How, indeed? A long wave broke and rolled up the beach. “Dr. Taliaferro, please tell me about yourself. What you care about. What you’re proud of. How you felt on the day the Polaris set out. What you think happened.”
“About myself?” He looked surprised.
“Yes,” I said. “Please.”
“Most people want to hear about the Polaris. Not about me.”
“You know why.”
“Sure. But it’s as if I never did anything in my life except send those people to Delta Kay.”
He talked about his family, his dreams, his years of service to Survey.
“Did you ever have any indication at all,” I asked, “that there might be somebody else out there, other than the Mutes?”
His eyes slid shut. “No,” he said. “Oh, look, we knew there would be other sentient life somewhere. We’ve always known that. The universe is just too big. It happened twice that we knew about, so we understood that it necessarily existed elsewhere. Once you had that much, once you knew it wasn’t the result of some virtually impossible combination of events, then there had to be others. Had to be.
The real question was whether they were scattered so far in time and space that we would never encounter another in the lifetime of the species.”
There were lights moving at sea.
“An intersection seemed so unlikely that we never seriously considered it. I mean, we had a policy in place, guidelines on what to do if anyone actually saw another ship out there. But we never believed it would happen. And we certainly assumed that if it did, the aliens would not be hostile. Cautious, perhaps, but not hostile.”
“Why not? The Mutes are hostile.”
“They’re hostile because there was a series of incidents at the beginning, when we first discovered each other, that created conflict. It was mishandled on our end, and to a degree, on theirs. I don’t know. Maybe it wasn’t anybody’s fault. People were surprised by an unprecedented situation and they reacted badly. Some of it’s in the genes. We can’t stand to be near them. Have you ever been close enough to a Mute to feel the effect?”
He wasn’t simply talking about their mind-reading abilities, but the fact that they touched something revolting deep in the bone.

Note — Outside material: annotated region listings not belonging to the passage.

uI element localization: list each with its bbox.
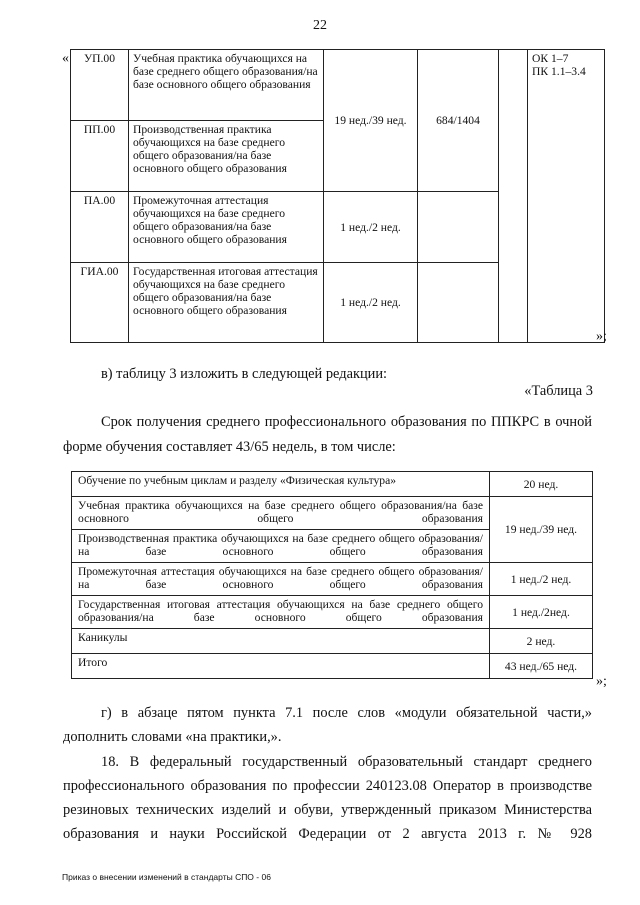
table3-value: 1 нед./2 нед. <box>490 563 593 596</box>
table3-close-mark: »; <box>596 674 607 689</box>
curriculum-table <box>70 49 605 343</box>
table3-caption: «Таблица 3 <box>524 383 593 399</box>
table3-label: Промежуточная аттестация обучающихся на базе среднего общего образования/на базе основного общего образования <box>72 563 490 596</box>
table-cell-weeks: 1 нед./2 нед. <box>324 263 418 343</box>
table3-value: 43 нед./65 нед. <box>490 654 593 679</box>
paragraph-term-line2: форме обучения составляет 43/65 недель, в том числе: <box>63 439 396 455</box>
table-cell-weeks: 1 нед./2 нед. <box>324 192 418 263</box>
table3-value: 1 нед./2нед. <box>490 596 593 629</box>
paragraph-18-line3: резиновых технических изделий и обуви, утвержденный приказом Министерства <box>63 802 592 818</box>
paragraph-term-line1: Срок получения среднего профессионального образования по ППКРС в очной <box>101 414 592 430</box>
table-cell-name: Учебная практика обучающихся на базе среднего общего образования/на базе основного общего образования <box>129 50 324 121</box>
table-cell-name: Промежуточная аттестация обучающихся на базе среднего общего образования/на базе основного общего образования <box>129 192 324 263</box>
table-cell-code: ПА.00 <box>71 192 129 263</box>
table-3 <box>71 471 593 679</box>
table-cell-name: Государственная итоговая аттестация обучающихся на базе среднего общего образования/на базе основного общего образования <box>129 263 324 343</box>
competencies-pk: ПК 1.1–3.4 <box>532 65 586 78</box>
table-cell-empty <box>418 263 499 343</box>
table-cell-empty <box>418 192 499 263</box>
table-cell-empty <box>499 50 528 343</box>
table-cell-code: УП.00 <box>71 50 129 121</box>
table-cell-practice-weeks: 19 нед./39 нед. <box>324 50 418 192</box>
table3-label: Обучение по учебным циклам и разделу «Физическая культура» <box>72 472 490 497</box>
table3-label: Каникулы <box>72 629 490 654</box>
table-cell-code: ГИА.00 <box>71 263 129 343</box>
competencies-ok: ОК 1–7 <box>532 52 569 65</box>
paragraph-g-line2: дополнить словами «на практики,». <box>63 729 282 745</box>
table3-practice-value: 19 нед./39 нед. <box>490 497 593 563</box>
table-cell-practice-hours: 684/1404 <box>418 50 499 192</box>
table-cell-name: Производственная практика обучающихся на базе среднего общего образования/на базе основного общего образования <box>129 121 324 192</box>
table1-open-quote: « <box>62 51 69 66</box>
paragraph-v: в) таблицу 3 изложить в следующей редакции: <box>101 366 388 382</box>
table3-label: Учебная практика обучающихся на базе среднего общего образования/на базе основного общего образования <box>72 497 490 530</box>
table3-value: 20 нед. <box>490 472 593 497</box>
table3-label: Государственная итоговая аттестация обучающихся на базе среднего общего образования/на базе основного общего образования <box>72 596 490 629</box>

It was hard to say why; they were humanoid. But people reacted to them the way they did to large spiders, or snakes.
Add to that the knowledge that, in their presence, your brain lay open to the sunlight.
That you had to struggle not to think of anything that would embarrass you. That the creature knew more about you than you did because all the walls were down, all the rationalizations and pretensions set aside. They knew, for example, precisely how we reacted to them. It made diplomacy difficult.